Akron General Medical Center has three dedicated EP labs. The staff consists of six registered nurses (RNs), one radiologic technologist (RT) and one cardiovascular technologist. The RNs have 75 years of combined experience, with 23 of those years dedicated in EP.
When was the EP lab started at your institution?
Akron General’s EP program was started in 1997. At that time, the EP program was incorporated into the cath lab.
What types of procedures are performed at your facility? Approximately how many are performed each week?
Akron General’s EP lab performs the full spectrum of EP procedures. These include complex ablations such as: atrial fibrillation (AF), ventricular tachycardia (VT), atrial tachycardia (AT), atrial flutter, SVT, inappropriate sinus tachycardia, and AV node ablations. The EP lab implants pacemakers, ICDs, biventricular devices and implantable loop recorders. Other procedures being done in the lab are: lead extractions, direct current cardioversions, tilt table studies and drug challenges. The average number of procedures performed in the EP lab ranges from 25 to 30 per week.
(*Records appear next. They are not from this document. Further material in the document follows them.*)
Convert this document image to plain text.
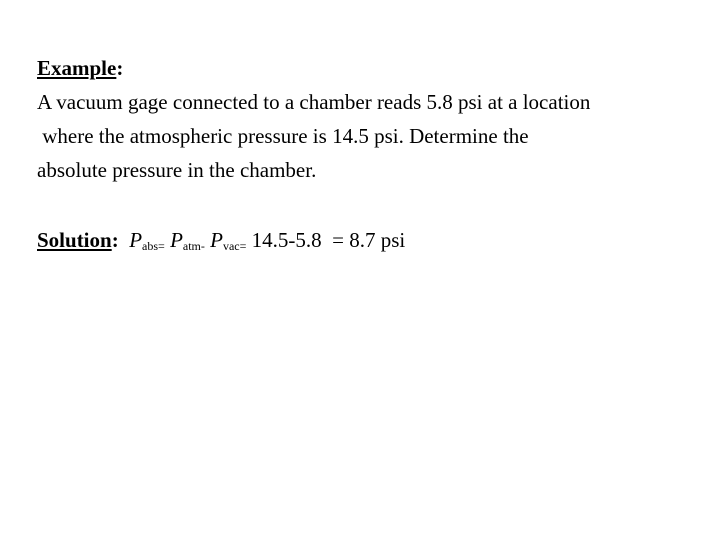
Example:
A vacuum gage connected to a chamber reads 5.8 psi at a location
where the atmospheric pressure is 14.5 psi. Determine the
absolute pressure in the chamber.
Solution: Pabs= Patm- Pvac= 14.5-5.8  = 8.7 psi
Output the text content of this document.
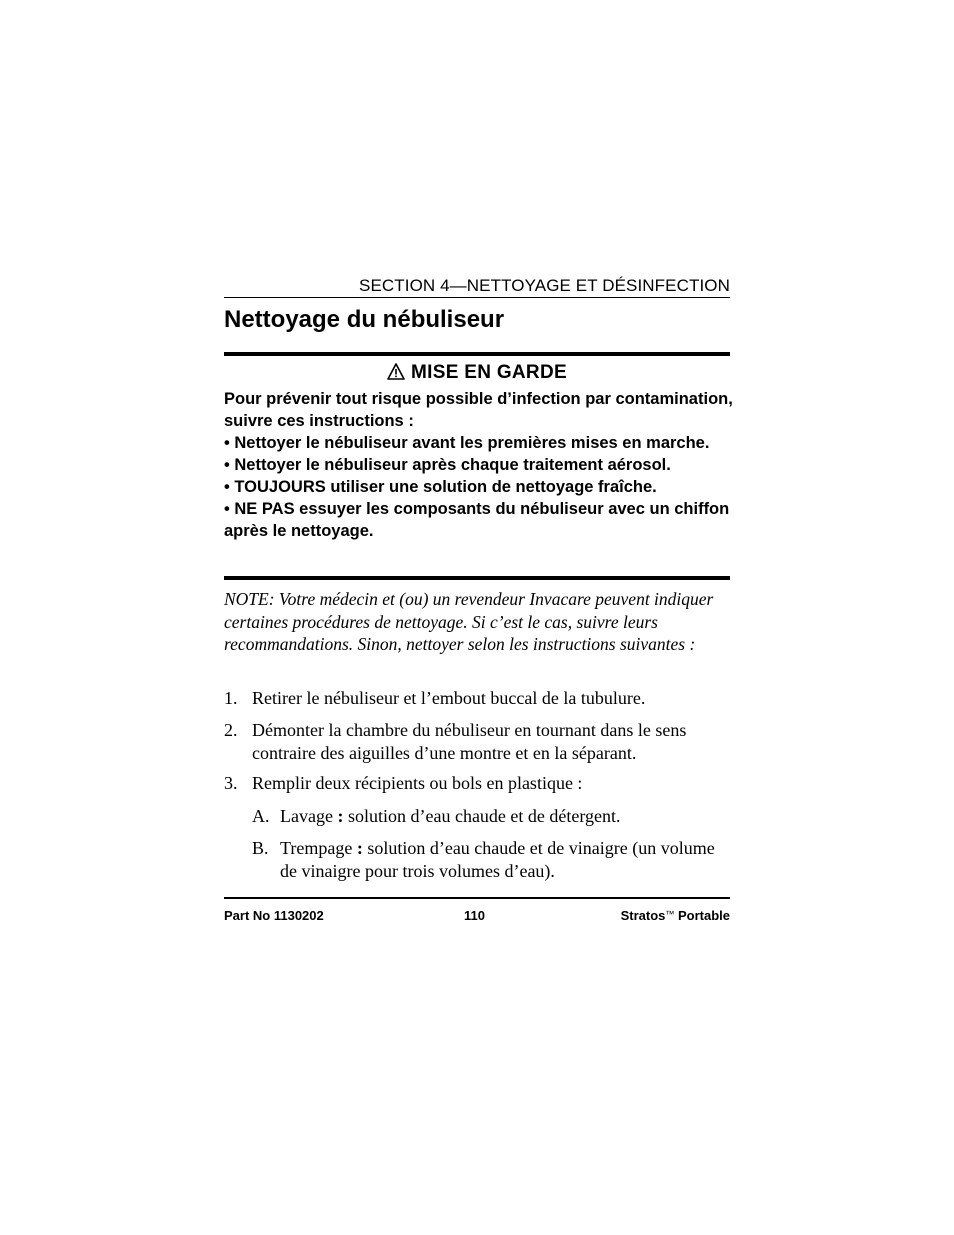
SECTION 4—NETTOYAGE ET DÉSINFECTION
Nettoyage du nébuliseur
MISE EN GARDE

Pour prévenir tout risque possible d’infection par contamination, suivre ces instructions :

• Nettoyer le nébuliseur avant les premières mises en marche.

• Nettoyer le nébuliseur après chaque traitement aérosol.

• TOUJOURS utiliser une solution de nettoyage fraîche.

• NE PAS essuyer les composants du nébuliseur avec un chiffon après le nettoyage.

NOTE: Votre médecin et (ou) un revendeur Invacare peuvent indiquer certaines procédures de nettoyage. Si c’est le cas, suivre leurs recommandations. Sinon, nettoyer selon les instructions suivantes :
1. Retirer le nébuliseur et l’embout buccal de la tubulure.
2. Démonter la chambre du nébuliseur en tournant dans le sens contraire des aiguilles d’une montre et en la séparant.
3. Remplir deux récipients ou bols en plastique :
A. Lavage : solution d’eau chaude et de détergent.
B. Trempage : solution d’eau chaude et de vinaigre (un volume de vinaigre pour trois volumes d’eau).
Part No 1130202	110	Stratos™ Portable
What is the primary goal of your program?
Prior to 2007, the primary goal of the lab was implanting devices, with a lesser emphasis on ablation. However, with the arrival of Dr. Robert Schweikert, the primary goal of the lab has shifted to the capability of providing a very broad range of EP procedures and in doing so, utilizing advanced technologies and techniques.
In May 2009, Akron General opened the first dedicated EP lab with robotic capabilities in the Akron area. Ablations are performed on a daily basis for the treatment of various complex arrhythmias including AF, AT, and VT. Under the direction of Dr. Schweikert, the EP lab has also become known for its ability to perform lead extractions using a variety of specialized tools, including laser. Akron General’s EP program continues to maintain a strong emphasis in the area of cardiac implantable electrical devices (CIED). In 2010, implantable device procedures increased by 10%; this area is expected to continue to grow.
Is the EP lab separate from the cath lab? How long has this been? Are the employees cross trained?
The EP lab separated from the cath lab in January 2006 with the opening of the Akron General Heart and Vascular Center. With this separation, both labs expanded and upgraded. At that time, the employees of the EP and cath labs were not cross trained, but several cath lab team members chose to transfer into the EP lab. Although the staff has not been officially cross trained, members of the EP lab have the necessary skills and knowledge base to assist the cath lab in times of need.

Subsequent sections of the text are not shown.